How true that is. And how often we try to close our eyes to them and not deal with them with the realism that we should - and they don't go away.

I spoke recently to a senior pastor who has a staff member that is causing all kinds of mayhem in the church because of poor EQ (Emotional Intelligence). They have actually lost several families. When I asked him what he was learning in leadership these days he said, "Not to avoid the issues that I know are there." He admitted that he didn't like dealing with tough issues but said he and his board had been negligent in not dealing with this staff member.

We usually know in our heart of hearts - our gut - what the difficulties and dangers are.
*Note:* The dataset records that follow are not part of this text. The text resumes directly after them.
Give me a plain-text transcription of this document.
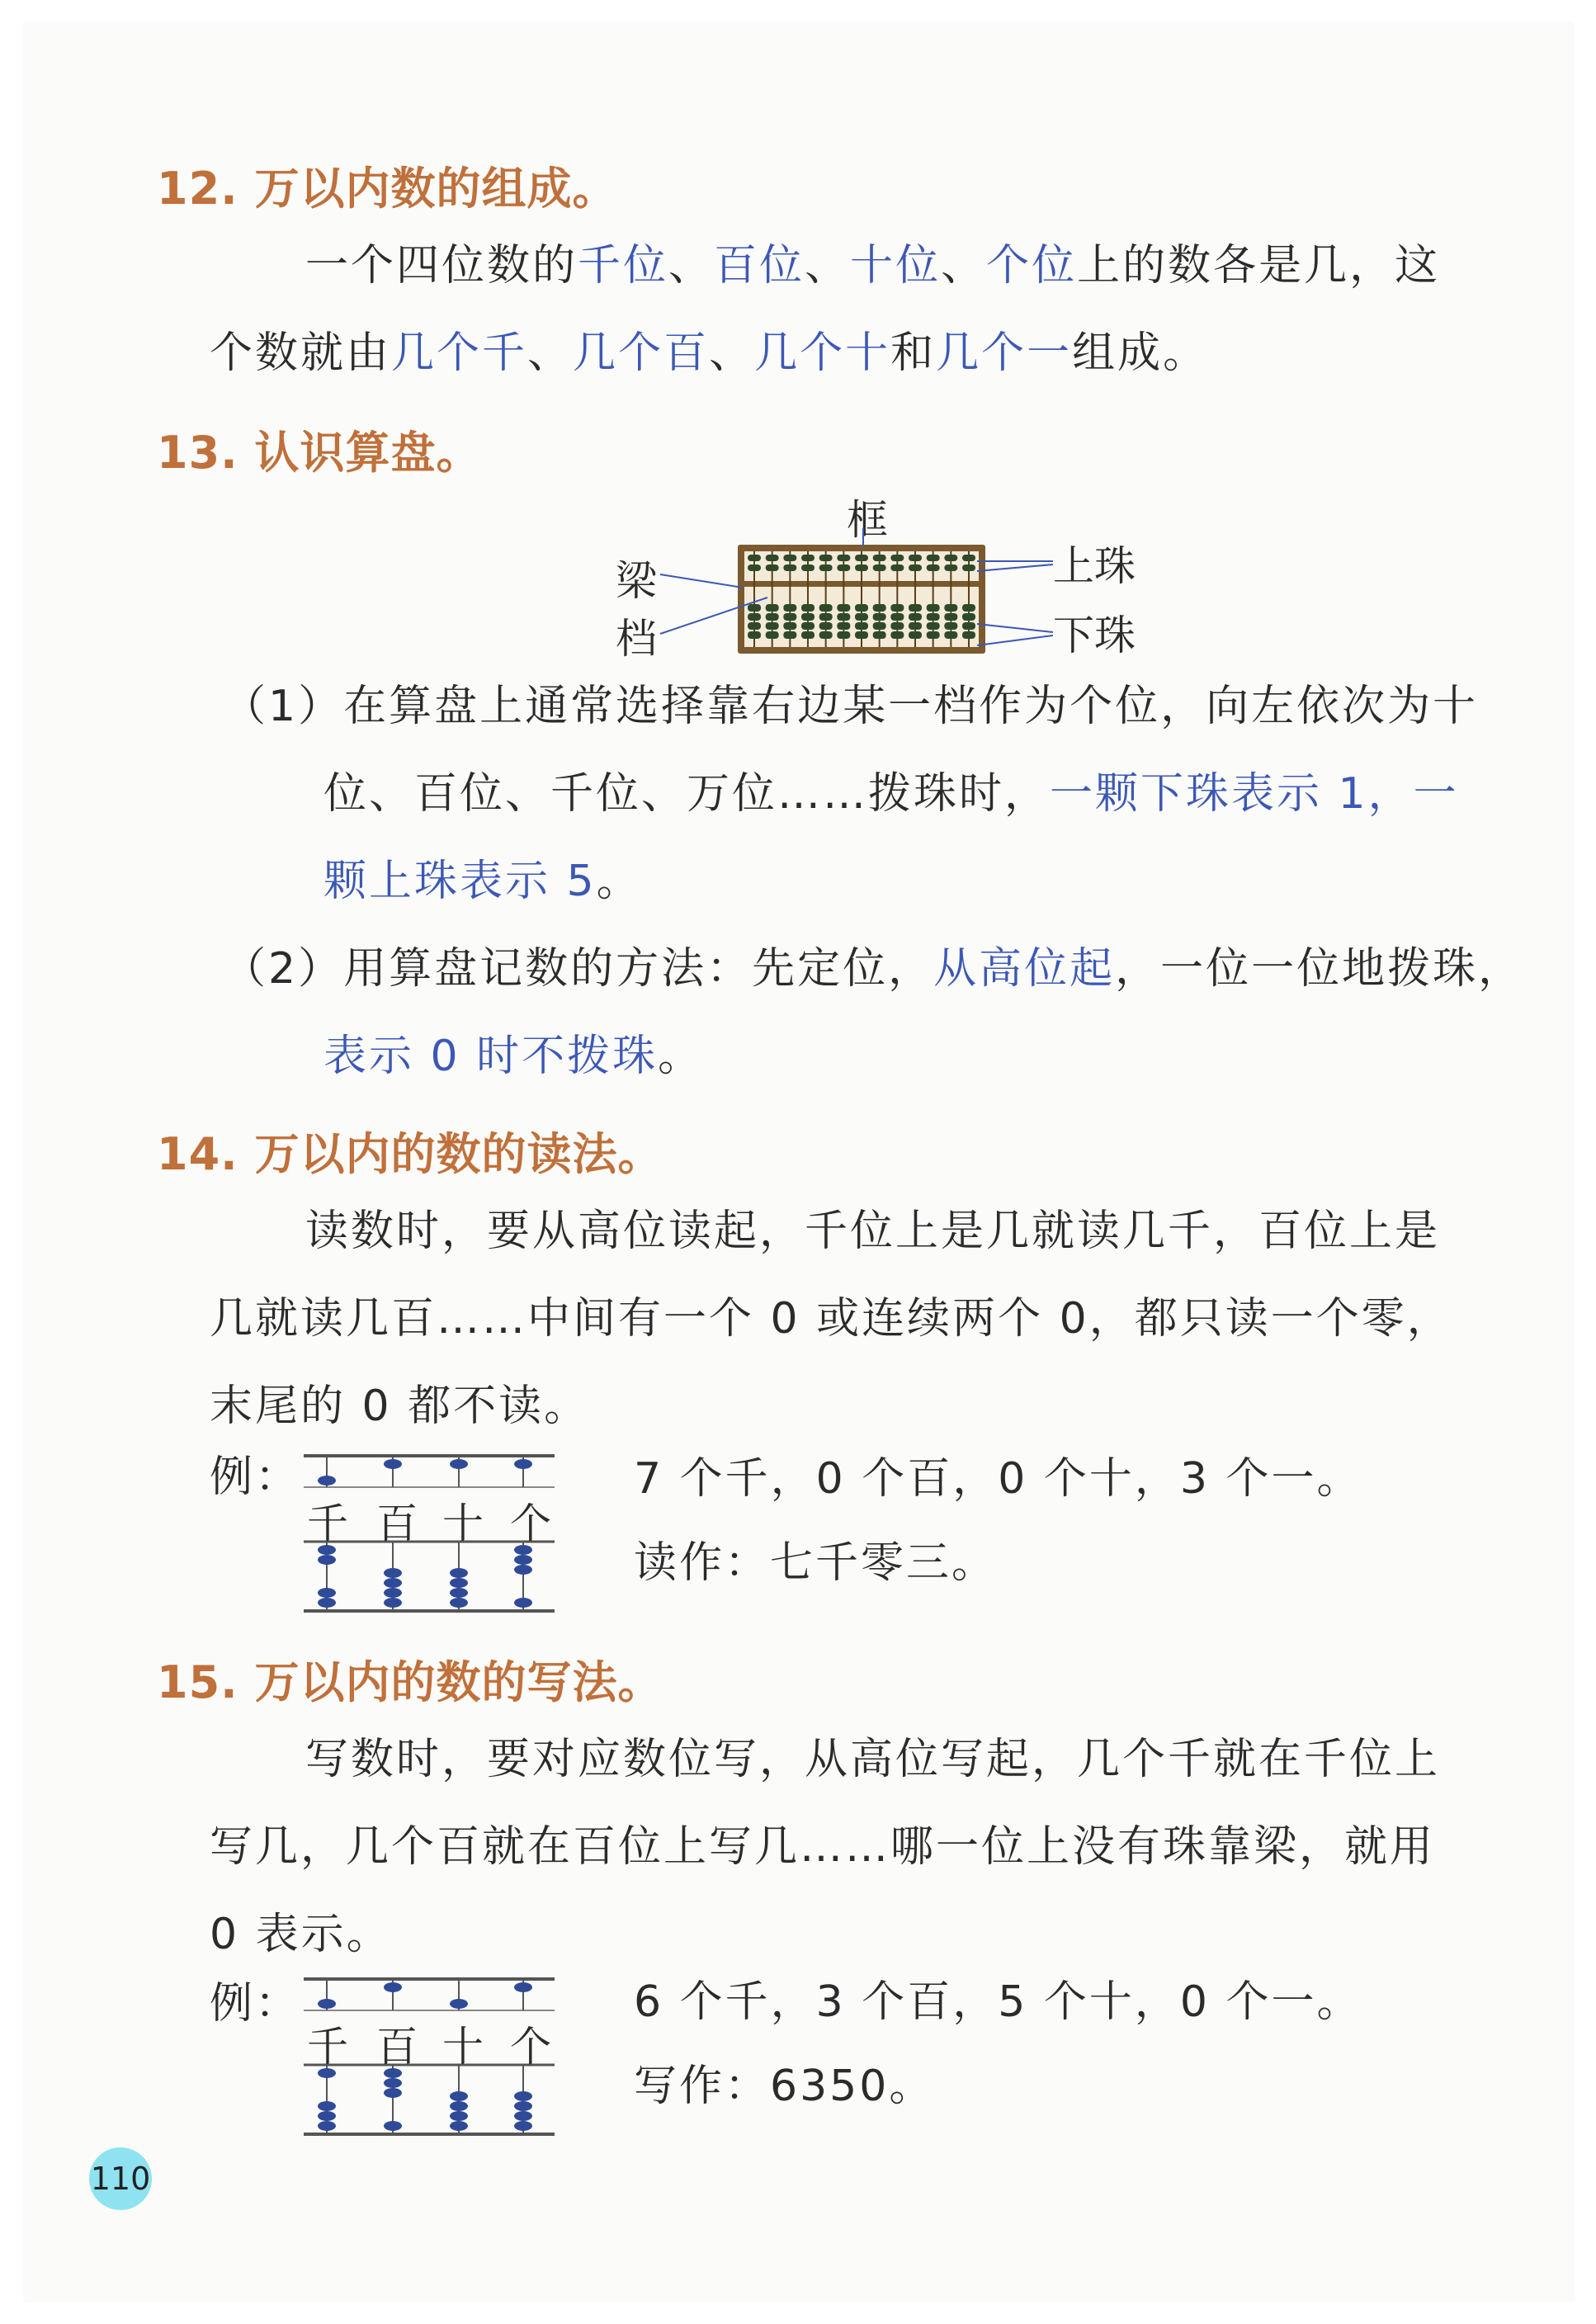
12. 万以内数的组成。
一个四位数的千位、百位、十位、个位上的数各是几，这
个数就由几个千、几个百、几个十和几个一组成。
13. 认识算盘。
框
梁
档
上珠
下珠
（1）在算盘上通常选择靠右边某一档作为个位，向左依次为十
位、百位、千位、万位……拨珠时，一颗下珠表示 1，一
颗上珠表示 5。
（2）用算盘记数的方法：先定位，从高位起，一位一位地拨珠，
表示 0 时不拨珠。
14. 万以内的数的读法。
读数时，要从高位读起，千位上是几就读几千，百位上是
几就读几百……中间有一个 0 或连续两个 0，都只读一个零，
末尾的 0 都不读。
例：
千 百 十 个
7 个千，0 个百，0 个十，3 个一。
读作：七千零三。
15. 万以内的数的写法。
写数时，要对应数位写，从高位写起，几个千就在千位上
写几，几个百就在百位上写几……哪一位上没有珠靠梁，就用
0 表示。
例：
千 百 十 个
6 个千，3 个百，5 个十，0 个一。
写作：6350。
110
It can be a staff member who is undermining ministry. It could be a staff member whose poor EQ is hurting people in the church but leaders won't deal with it. It could be a ministry strategy that we know isn't working but we don't want to face the reality and pull the plug. It is often a board that is divided and cannot get its act together but no one wants to tackle the elephant in the room! It could be a rogue board member who is talking out of school or politicking outside the board room.

In Winston's day, especially prior to the Second World War, there were many in the British government who closed their eyes to what was really happening in Europe and to Hitler's true intentions. Winston did not and it was his clarion call to action that finally galvanized the British nation to stand up to the problem the world faced.

Are you bold enough to name and stand up to the difficulties or dangers in your ministry context? The truth is they won't go away and the longer they are left unattended, the more costly the pay day is.